"Never underestimate the worth of a good book. I used to think that books were made only for those times when people involvement appeared too hectic and unpredicable and where a bit of escapism was required instead to still the mind and settle the soul. However, I have long ago learned that books are designed for all manner of person and situation.
Ever since spending one year in a hospital bed led me to read my first picturelss book from cover to cover at the age of eleven years, I have been hooked on the magic of books and have loved the written and spoken word. Books have grown my imagination and have represented landmarks in my life and development. They have nutured, stimulated , sustained and supported me in times both happy and sad where a degree of emotional distancing from the world and the cruelty of reality was required.
By the age of twelve years I was reading medical books to better understand why I was unable to walk and why I had no feeling below my waist. Between twelve and fifteen I read every classic adventure book I could get my hands on. Being unable to walk with the prospect of always remaining immobile, I learned how to mentally run alongside the book characters. Between the ages of fifteen and eighteen I read all manner of meditational book to get me walking again and to minimise the effects of a limp that had been created by over fifty three operations on my left leg which had stunted its growth; leaving a three inch disparity between the two. By eighteen years of age I was the youngest shop steward in Great Britain and was reading about the Jarrow March, The Todpuddle Martyrs, the Luddites and all manner of industrial and trade-union history, dispute and tradition.
My two years in Canada and the USA during the early 1960's led to me reading all of their most renown writers, along with some of the most obscure ones. During my late twenties, I read around five books every week; mostly classical, historical or biographical. It may have been a character flaw of mine, but I loved reading about men and women of small and common stature who went on to do rare and great things for the betterment of humanity.
I was in my late twenties when I read a book which was to have a profound effect on me and was to put me back on my path to destiny; Victor Hugo's 'Les Miserables.' This book was to change the course of my life again and eventually lead me to stop being a Mill Manager and guided me towards a career in Probation Officer work. As a child I had grown up learning to steal and to stretch the truth with the best of them and by the age of twenty-two years, I vowed never again to steal or to deliberately tell an untruth; a promise I have been able to maintain with some great difficulty ever since.
My years as a Probation Officer between the ages of thirty and fifty-three led me into the disciplines of behaviorism, emotional disturbance, relaxation training, hypnotism, assertion training, fear reduction, anger management and stress management consultancy, and almost all my reading had to be obtained from either France or America as I was involved in pioneering work and needed to keep abreast of research studies around the world as I engaged myself in closely examining the essence and composition of behavioural response patterns. I needed to learn more about the functioning of the human body and so much of my reading involved medical papers and books on psychology and neurosis; most of which needed to be obtained from the USA and which cost an arm and a leg to purchase.
At the grand old age of forty-eight years I was asked to provide relaxation training to children of Primary School level. Given the complexity of the concepts to be communicated to the 5-8 year-old to make this possible, I found that the best way of getting them into the process of relaxation was through telling them a story which I had constructed. Having a higher than usual public profile from my pioneering work in the field of Relaxation methods and Anger Management which was daily attracting increased regional publicity and national attention, I was then asked by the Probation Service to write a children's story book which covered themes and emotions that children found difficult to deal with or healthily express like bullying, jealousy, bereavement, homelessness, separation and loss etc. I wrote my first published book for children called, 'Everyone and Everything' in November 1989 and after selling over three thousand copies to primary schools in West Yorkshire within the space of four weeks and allowing all £10,000 profit to go to 'Children in Need,' I've been writing for children, young persons and adults ever since.

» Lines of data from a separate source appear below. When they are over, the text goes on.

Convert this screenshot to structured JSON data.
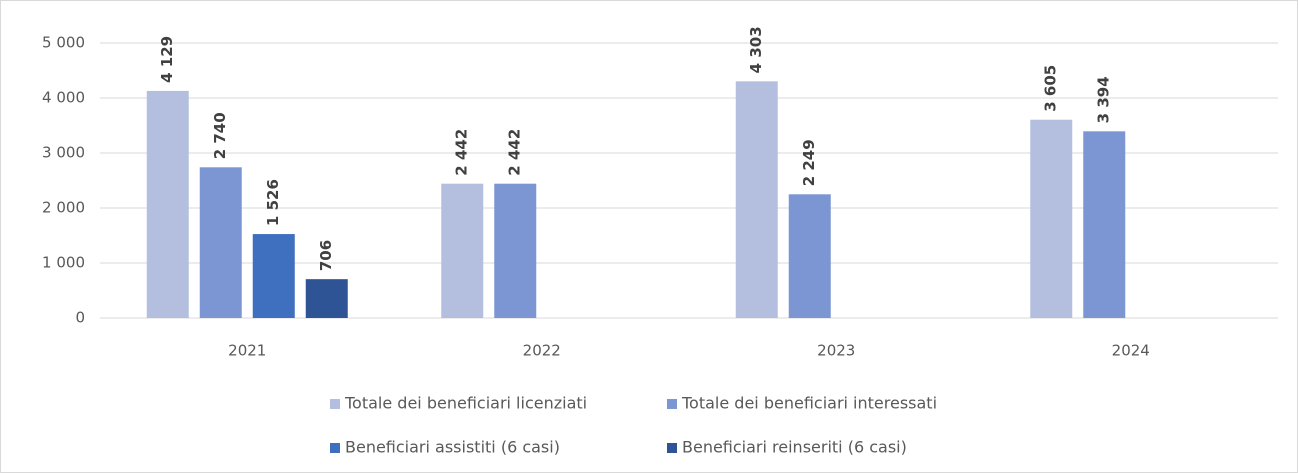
{
  "chart_data": {
    "type": "bar",
    "categories": [
      "2021",
      "2022",
      "2023",
      "2024"
    ],
    "series": [
      {
        "name": "Totale dei beneficiari licenziati",
        "color": "#b4bfe0",
        "values": [
          4129,
          2442,
          4303,
          3605
        ],
        "value_labels": [
          "4 129",
          "2 442",
          "4 303",
          "3 605"
        ]
      },
      {
        "name": "Totale dei beneficiari interessati",
        "color": "#7b96d2",
        "values": [
          2740,
          2442,
          2249,
          3394
        ],
        "value_labels": [
          "2 740",
          "2 442",
          "2 249",
          "3 394"
        ]
      },
      {
        "name": "Beneficiari assistiti (6 casi)",
        "color": "#3f6fbf",
        "values": [
          1526,
          null,
          null,
          null
        ],
        "value_labels": [
          "1 526",
          null,
          null,
          null
        ]
      },
      {
        "name": "Beneficiari reinseriti (6 casi)",
        "color": "#2f5496",
        "values": [
          706,
          null,
          null,
          null
        ],
        "value_labels": [
          "706",
          null,
          null,
          null
        ]
      }
    ],
    "ylim": [
      0,
      5000
    ],
    "yticks": [
      0,
      {
        "value": 1000,
        "label": "1 000"
      },
      {
        "value": 2000,
        "label": "2 000"
      },
      {
        "value": 3000,
        "label": "3 000"
      },
      {
        "value": 4000,
        "label": "4 000"
      },
      {
        "value": 5000,
        "label": "5 000"
      }
    ],
    "grid": true,
    "legend": "bottom"
  }
}
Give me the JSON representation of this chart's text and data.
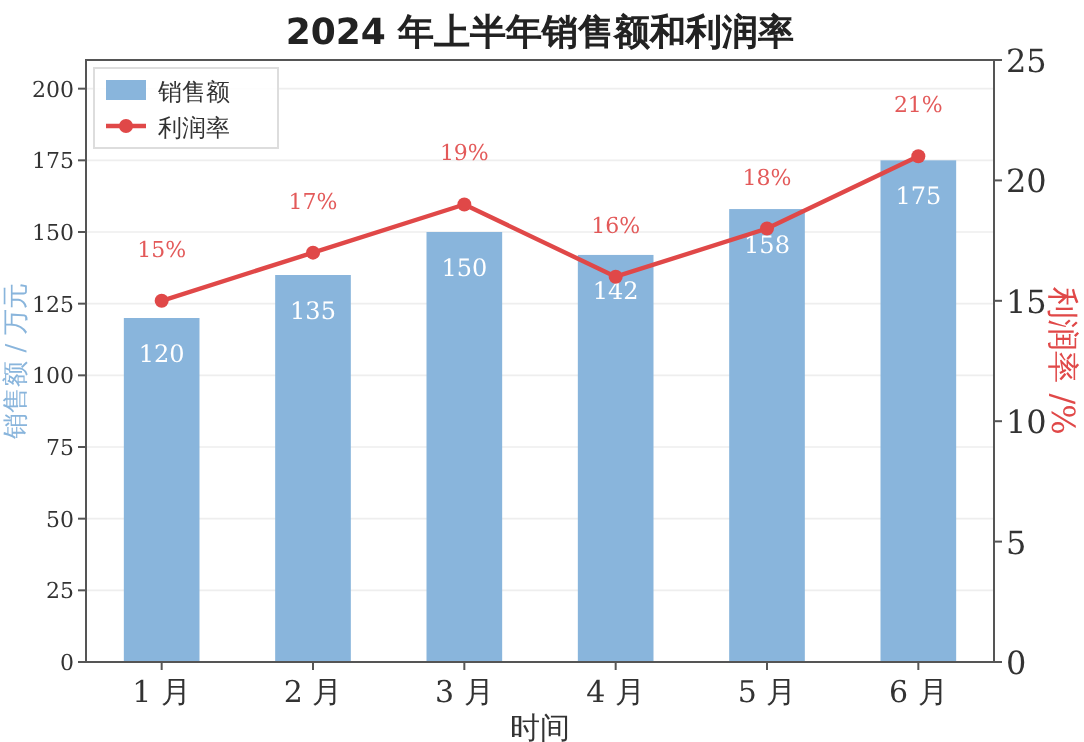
{
  "chart_data": {
    "type": "bar",
    "title": "2024 年上半年销售额和利润率",
    "xlabel": "时间",
    "ylabel": "销售额 / 万元",
    "y2label": "利润率 /%",
    "categories": [
      "1 月",
      "2 月",
      "3 月",
      "4 月",
      "5 月",
      "6 月"
    ],
    "series": [
      {
        "name": "销售额",
        "color": "#89b5dc",
        "values": [
          120,
          135,
          150,
          142,
          158,
          175
        ],
        "value_labels": [
          "120",
          "135",
          "150",
          "142",
          "158",
          "175"
        ]
      },
      {
        "name": "利润率",
        "type": "line",
        "axis": "y2",
        "color": "#e04848",
        "marker": "circle",
        "values": [
          15,
          17,
          19,
          16,
          18,
          21
        ],
        "value_labels": [
          "15%",
          "17%",
          "19%",
          "16%",
          "18%",
          "21%"
        ]
      }
    ],
    "ylim": [
      0,
      210
    ],
    "yticks": [
      0,
      25,
      50,
      75,
      100,
      125,
      150,
      175,
      200
    ],
    "y2lim": [
      0,
      25
    ],
    "y2ticks": [
      0,
      5,
      10,
      15,
      20,
      25
    ],
    "grid": "y",
    "legend": "top left"
  }
}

During my earlier years of getting my work published and more widely read, I never actually saw myself as being a writer; more as a 'social crusader' masquerading as an author in disguise. Not only was I doing something that I loved, but apart from the £200,000 profits that my published book sales made for charity, my reading and writing continued to nurture, stimulate, sustain and support me at all times ever since.
It is only in later years that I have been more prepared to take on the mantle of 'author'. Since 2010 when my wife Sheila persuaded me to take up the pen again, I have been writing short stories for adults which can be freely read on my website www.fordefables.co.uk under the umbrella title 'Tales from Portlaw'. I recently had my first two 'strictly for adults' novels entitled 'Recbecca's Revenge' and 'Come Back Peter' published. They can be purchased from www.smashwords.com and all established e-book providers, or if you prefer it in hard copy from www.lulu.com and amazon.
I have just had my sixty sixth book published and cannot wait to start writing my next story. For the past two years, all of my previous published books have been made available in both e-book format and hard copy, with all book sale profits pledged to charitable causes in perpetuity. Have a nice day and good reading." William Forde: May 1st, 2017.